HuffPost Algérie | Par Hebba Selim
Publication: Mis à jour:
Qatari Prime Minister Sheikh Hamad bin Jassim al-Thani speaks at a news conference with U.S. Secretary of State John Kerry (unseen) in Doha June 22, 2013 | POOL New / Reuters
En Syrie, le Qatar était l'acteur principal dans la crise avant que le saoudiens ne tentent par la suite de monopoliser le dossier. En Libye, le Qatar s'est retrouvé en concurrence avec les Emirats qui soutenaient un autre groupe armé. Résultat des courses : "Il y avait trop de cuisiniers, le plat a été gâché" !
Ces aveux sont de l'ancien premier ministre du Qatar, Cheikh Hamad Ben Jassam ou "HBJ" dans un entretien avec Roula Khalaf du Financial Times.
L'ancien premier ministre qui a quitté ses fonctions depuis près de trois ans après l'abdication de Cheikh Hamad bin Khalifa Al Thani en faveur de son quatrième fils Cheikh Tamim, se livre à un parler-vrai qui éclaire l'action très offensive menée par le Qatar à son époque.
Une action qui a fini par provoquer une crise avec les autres pays du Golfe que Cheikh Tamil a géré par une politique étrangère moins agressive.

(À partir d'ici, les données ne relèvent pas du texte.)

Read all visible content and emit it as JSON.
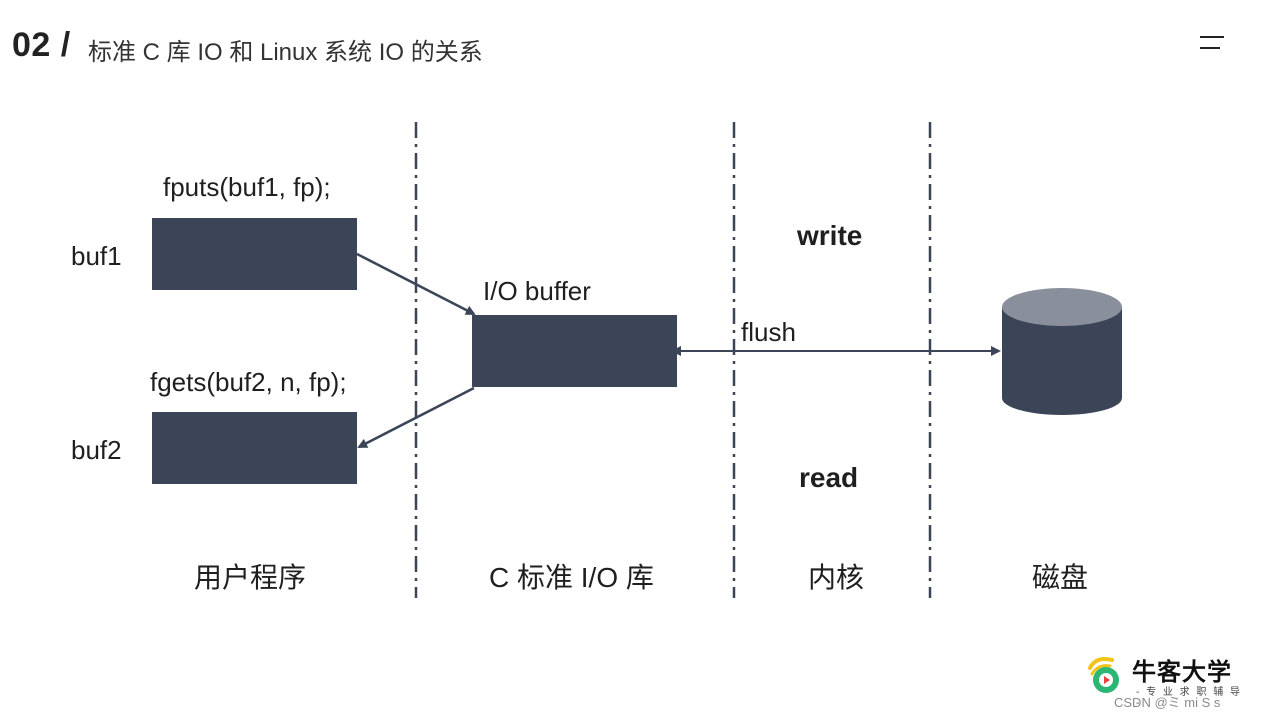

Hamad Ben Jassem admet que l'approche est "différente".
Il est possible que ce que "nous faisions a suscité beaucoup de jalousie et d'ennemis, mais j'étais un soldat au sein du gouvernement" et l'action menée était "nécessaire" pour que le Qatar soit "reconnu politiquement et économiquement".

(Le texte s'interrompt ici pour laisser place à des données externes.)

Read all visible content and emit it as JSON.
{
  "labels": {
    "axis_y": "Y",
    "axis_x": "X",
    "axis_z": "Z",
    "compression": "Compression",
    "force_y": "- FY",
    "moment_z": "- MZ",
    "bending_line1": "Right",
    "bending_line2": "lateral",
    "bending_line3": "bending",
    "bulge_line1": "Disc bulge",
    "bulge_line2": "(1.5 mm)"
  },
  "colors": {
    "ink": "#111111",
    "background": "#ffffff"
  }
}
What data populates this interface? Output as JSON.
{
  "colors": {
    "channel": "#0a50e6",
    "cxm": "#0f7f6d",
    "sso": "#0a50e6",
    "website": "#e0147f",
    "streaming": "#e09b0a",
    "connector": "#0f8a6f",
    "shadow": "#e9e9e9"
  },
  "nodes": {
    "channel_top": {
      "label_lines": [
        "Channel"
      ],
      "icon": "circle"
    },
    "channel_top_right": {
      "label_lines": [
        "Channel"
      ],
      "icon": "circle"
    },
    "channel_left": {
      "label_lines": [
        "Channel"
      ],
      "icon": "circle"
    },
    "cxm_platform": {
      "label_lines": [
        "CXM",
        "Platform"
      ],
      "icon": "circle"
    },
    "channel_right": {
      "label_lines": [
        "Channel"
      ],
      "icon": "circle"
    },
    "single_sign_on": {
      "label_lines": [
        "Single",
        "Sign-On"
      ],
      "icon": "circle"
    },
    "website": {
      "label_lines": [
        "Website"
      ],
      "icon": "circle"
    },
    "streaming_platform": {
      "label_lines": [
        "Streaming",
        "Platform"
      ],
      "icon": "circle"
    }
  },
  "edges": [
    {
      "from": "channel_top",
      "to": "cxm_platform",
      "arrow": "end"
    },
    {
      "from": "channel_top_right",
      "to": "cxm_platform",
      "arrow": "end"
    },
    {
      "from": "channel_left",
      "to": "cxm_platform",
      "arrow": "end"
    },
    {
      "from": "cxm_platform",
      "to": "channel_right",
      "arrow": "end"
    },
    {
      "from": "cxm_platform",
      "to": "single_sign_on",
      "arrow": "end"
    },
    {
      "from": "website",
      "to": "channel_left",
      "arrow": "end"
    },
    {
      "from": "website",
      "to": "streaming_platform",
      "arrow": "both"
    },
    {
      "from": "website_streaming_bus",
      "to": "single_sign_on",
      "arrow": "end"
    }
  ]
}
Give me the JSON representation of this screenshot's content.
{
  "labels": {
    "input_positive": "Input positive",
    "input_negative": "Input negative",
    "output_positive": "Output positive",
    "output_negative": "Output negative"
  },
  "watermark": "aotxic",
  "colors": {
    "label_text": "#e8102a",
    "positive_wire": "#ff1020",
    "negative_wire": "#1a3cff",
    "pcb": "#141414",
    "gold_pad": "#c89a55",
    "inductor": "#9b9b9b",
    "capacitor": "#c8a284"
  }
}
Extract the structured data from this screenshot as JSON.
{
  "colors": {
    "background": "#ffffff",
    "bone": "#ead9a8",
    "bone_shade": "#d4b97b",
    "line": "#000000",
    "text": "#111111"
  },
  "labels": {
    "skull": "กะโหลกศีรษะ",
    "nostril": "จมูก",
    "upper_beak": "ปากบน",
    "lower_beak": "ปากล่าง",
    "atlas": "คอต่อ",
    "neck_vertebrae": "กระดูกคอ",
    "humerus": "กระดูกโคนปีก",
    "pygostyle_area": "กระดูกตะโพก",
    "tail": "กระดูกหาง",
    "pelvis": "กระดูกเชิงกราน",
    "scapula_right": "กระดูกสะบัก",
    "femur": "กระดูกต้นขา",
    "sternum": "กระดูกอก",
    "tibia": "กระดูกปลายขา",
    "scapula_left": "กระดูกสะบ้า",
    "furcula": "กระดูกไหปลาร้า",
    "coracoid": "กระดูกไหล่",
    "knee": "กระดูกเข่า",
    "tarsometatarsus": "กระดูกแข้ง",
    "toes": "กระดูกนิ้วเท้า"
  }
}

"Je vais dire une chose pour la première fois... Quand nous avons commencé à nous engager en Syrie, en 2012, nous avions le feu vert que c'est le Qatar qui conduit (dirige –ndlr) car l'Arabie saoudite ne voulait pas le faire à cette époque. Ensuite, il y a eu un changement dans la politique et Riyad ne nous a pas dit qu'elle nous voulait sur le siège arrière. Aussi, nous-nous sommes retrouvé en concurrence et cela n'était pas sain".

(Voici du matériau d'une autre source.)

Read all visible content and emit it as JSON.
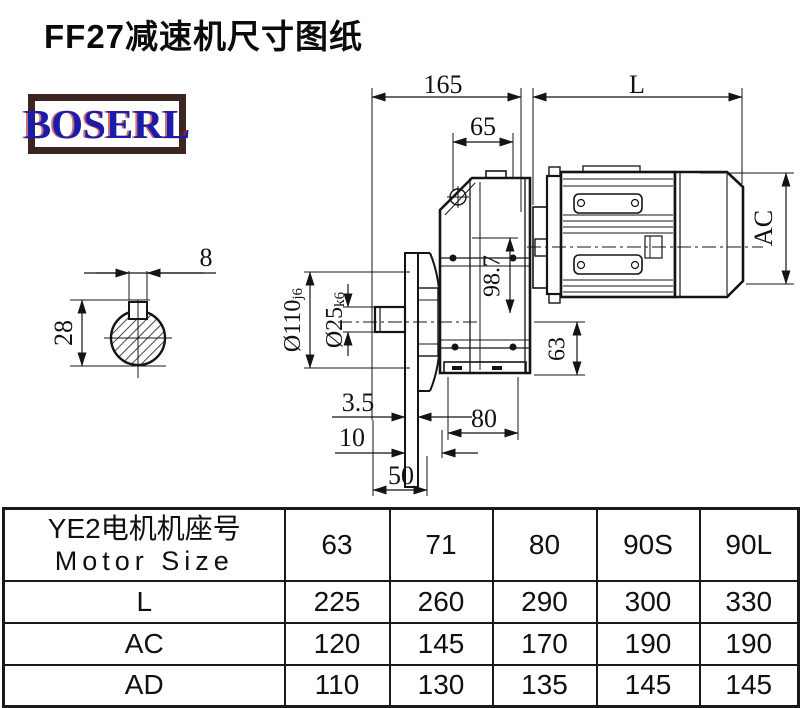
{
  "page": {
    "title": "FF27减速机尺寸图纸"
  },
  "logo": {
    "text": "BOSERL",
    "border_color": "#3c2420",
    "text_color": "#1c1caa"
  },
  "drawing": {
    "dims": {
      "gearbox_length": "165",
      "motor_length": "L",
      "top_width": "65",
      "motor_diameter": "AC",
      "center_height": "98.7",
      "foot_height": "63",
      "flange_diameter": "Ø110",
      "flange_tolerance": "j6",
      "shaft_diameter": "Ø25",
      "shaft_tolerance": "k6",
      "key_width": "8",
      "key_height": "28",
      "plate_thickness": "3.5",
      "flange_offset": "10",
      "hub_length": "50",
      "foot_width": "80"
    }
  },
  "table": {
    "header": {
      "label_cn": "YE2电机机座号",
      "label_en": "Motor Size",
      "sizes": [
        "63",
        "71",
        "80",
        "90S",
        "90L"
      ]
    },
    "rows": [
      {
        "label": "L",
        "values": [
          "225",
          "260",
          "290",
          "300",
          "330"
        ]
      },
      {
        "label": "AC",
        "values": [
          "120",
          "145",
          "170",
          "190",
          "190"
        ]
      },
      {
        "label": "AD",
        "values": [
          "110",
          "130",
          "135",
          "145",
          "145"
        ]
      }
    ]
  }
}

A la question de savoir si la situation s'est répétée en Libye après la liquidation physique du colonel Mouammar Kadhafi où le Qatar et les Emirats ont soutenu des factions qui s'affrontaient, Hamad Ben Jassem répond par une conclusion : "Au final, il y avait la-bas trop de cuisiniers, c'est pour cela que le plat a été raté".
Les iraniens plus malins et plus patients que nous
Sur un plan politique, Hamad Ben Jassem admet que les hommes politiques iraniens surclassent leurs homologues arabes. "Je reconnais une seule chose, les iraniens sont plus malins et plus patients que nous. Ils sont meilleurs négociateurs" a-t-il déclaré.
"Regardez combien d'années ils ont négocié avec les puissances mondiales ! Croyez qu'un Etat arabe puisse négocier pendant tout ce temps ?".
Au sujet des déclarations d'Obama dans le fameux entretien publié par The Atlantic sous le titre "The Obama Doctrine", HBJ exprime une certaine compréhension à l’égard du président américain en relevant que les arabes "n'ont pas montré qu'ils sont des alliés sur lesquels on peut compter."
"Nous devons, a-t-il ajouté, avec des relations excellentes avec Washington mais les Etats-Unis ne viendront pas dans la région comme dans le passé".
HBJ partage néanmoins les regrets exprimés dans les pays du Golfe à l'égard des Etats-Unis : "Il n'y a jamais eu de relations équilibrées entre les Etats-Unis et le Golfe. Durant trente années, la région du Golfe a contrôlé les prix du pétrole pour l'Occident, qu'avons-nous gagné en contrepartie ?".
"Quand les cours du pétrole baissaient trop, ils nous disent maitrisez les prix. Quand les prix augmentent, ils crient et nous désignent sous le nom de cartel en disant que nous ne pouvons faire cela".
HBJ dont la fortune personnelle a été estimée à au moins 1,2 milliards de dollars n'a pas été ébranlé par le fait qu'il soit cité par les Panama Papers, l'impôt sur le revenu n'existant pas au Qatar. "Oui, je ne suis pas pauvre, je suis riche" a-t-il déclaré en 2014 à un journaliste américain.